Why did Countries Adopt the Gold Standard? Lessons from Japan
Why did policymakers adopt the gold standard? Although previous research has identified ex post effects of gold standard adoption on trade and bond yields, few studies have sought to understand whether these were the actual outcomes of interest to policymakers at the time of adoption. We examine the political economy of Japan’s adoption of the gold standard in 1897 by exploring the ex ante motives of policymakers as well as how the legislative decision to adopt gold won approval. We then link the beliefs of contemporaneous policymakers to data so that we can test the economic effects of adoption. In contrast to previous studies examining bond yields, we find little evidence that joining the gold standard reduced Japan’s country risk or investors anticipated a dramatic decline in borrowing rates for the government. Moreover, we find no evidence of a domestic investment boom or that investors anticipated one and bid it into stock prices. However, as some policymakers suggested, we find that membership in the gold standard increased Japan’s exports by lowering transactions costs and because the price of gold fell relative to silver, making exports to silver standard countries more competitive.
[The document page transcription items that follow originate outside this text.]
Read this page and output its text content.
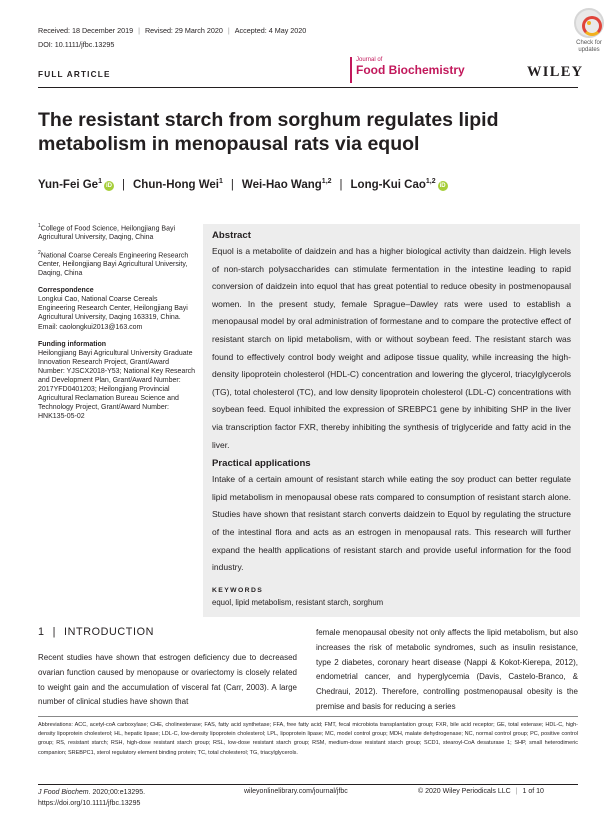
Received: 18 December 2019 | Revised: 29 March 2020 | Accepted: 4 May 2020
DOI: 10.1111/jfbc.13295	Check for updates
FULL ARTICLE
Journal of
Food Biochemistry	WILEY
The resistant starch from sorghum regulates lipid metabolism in menopausal rats via equol
Yun-Fei Ge$^1$iD | Chun-Hong Wei$^1$ | Wei-Hao Wang$^{1,2}$ | Long-Kui Cao$^{1,2}$iD
$^1$College of Food Science, Heilongjiang Bayi Agricultural University, Daqing, China
$^2$National Coarse Cereals Engineering Research Center, Heilongjiang Bayi Agricultural University, Daqing, China
Correspondence
Longkui Cao, National Coarse Cereals Engineering Research Center, Heilongjiang Bayi Agricultural University, Daqing 163319, China.
Email: caolongkui2013@163.com
Funding information
Heilongjiang Bayi Agricultural University Graduate Innovation Research Project, Grant/Award Number: YJSCX2018-Y53; National Key Research and Development Plan, Grant/Award Number: 2017YFD0401203; Heilongjiang Provincial Agricultural Reclamation Bureau Science and Technology Project, Grant/Award Number: HNK135-05-02
Abstract

Equol is a metabolite of daidzein and has a higher biological activity than daidzein. High levels of non-starch polysaccharides can stimulate fermentation in the intestine leading to rapid conversion of daidzein into equol that has great potential to reduce obesity in postmenopausal women. In the present study, female Sprague–Dawley rats were used to establish a menopausal model by oral administration of formestane and to compare the protective effect of resistant starch on lipid metabolism, with or without soybean feed. The resistant starch was found to effectively control body weight and adipose tissue quality, while increasing the high-density lipoprotein cholesterol (HDL-C) concentration and lowering the glycerol, triacylglycerols (TG), total cholesterol (TC), and low density lipoprotein cholesterol (LDL-C) concentrations with soybean feed. Equol inhibited the expression of SREBPC1 gene by inhibiting SHP in the liver via transcription factor FXR, thereby inhibiting the synthesis of triglyceride and fatty acid in the liver.

Practical applications

Intake of a certain amount of resistant starch while eating the soy product can better regulate lipid metabolism in menopausal obese rats compared to consumption of resistant starch alone. Studies have shown that resistant starch converts daidzein to Equol by regulating the structure of the intestinal flora and acts as an estrogen in menopausal rats. This research will further expand the health applications of resistant starch and provide useful information for the food industry.

KEYWORDS
equol, lipid metabolism, resistant starch, sorghum
1 | INTRODUCTION
Recent studies have shown that estrogen deficiency due to decreased ovarian function caused by menopause or ovariectomy is closely related to weight gain and the accumulation of visceral fat (Carr, 2003). A large number of clinical studies have shown that
female menopausal obesity not only affects the lipid metabolism, but also increases the risk of metabolic syndromes, such as insulin resistance, type 2 diabetes, coronary heart disease (Nappi & Kokot-Kierepa, 2012), endometrial cancer, and hyperglycemia (Davis, Castelo-Branco, & Chedraui, 2012). Therefore, controlling postmenopausal obesity is the premise and basis for reducing a series
Abbreviations: ACC, acetyl-coA carboxylase; CHE, cholinesterase; FAS, fatty acid synthetase; FFA, free fatty acid; FMT, fecal microbiota transplantation group; FXR, bile acid receptor; GE, total esterase; HDL-C, high-density lipoprotein cholesterol; HL, hepatic lipase; LDL-C, low-density lipoprotein cholesterol; LPL, lipoprotein lipase; MC, model control group; MDH, malate dehydrogenase; NC, normal control group; PC, positive control group; RS, resistant starch; RSH, high-dose resistant starch group; RSL, low-dose resistant starch group; RSM, medium-dose resistant starch group; SCD1, stearoyl-CoA desaturase 1; SHP, small heterodimeric companion; SREBPC1, sterol regulatory element binding protein; TC, total cholesterol; TG, triacylglycerols.
J Food Biochem. 2020;00:e13295.
https://doi.org/10.1111/jfbc.13295
wileyonlinelibrary.com/journal/jfbc	© 2020 Wiley Periodicals LLC | 1 of 10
While Japan also received a boost in exports to its regional trading partners when it switched from paper to silver, going onto gold allowed Japan to tap into the growing share of global trade that was centered on the gold standard: by the late 1890s nearly 60 percent of Japanese exports and total trade were with members of the gold club.
Published: Mitchener, Kris James & Shizume, Masato & Weidenmier, Marc D., 2010. "Why did Countries Adopt the Gold Standard? Lessons from Japan," The Journal of Economic History, Cambridge University Press, vol. 70(01), pages 27-56, March.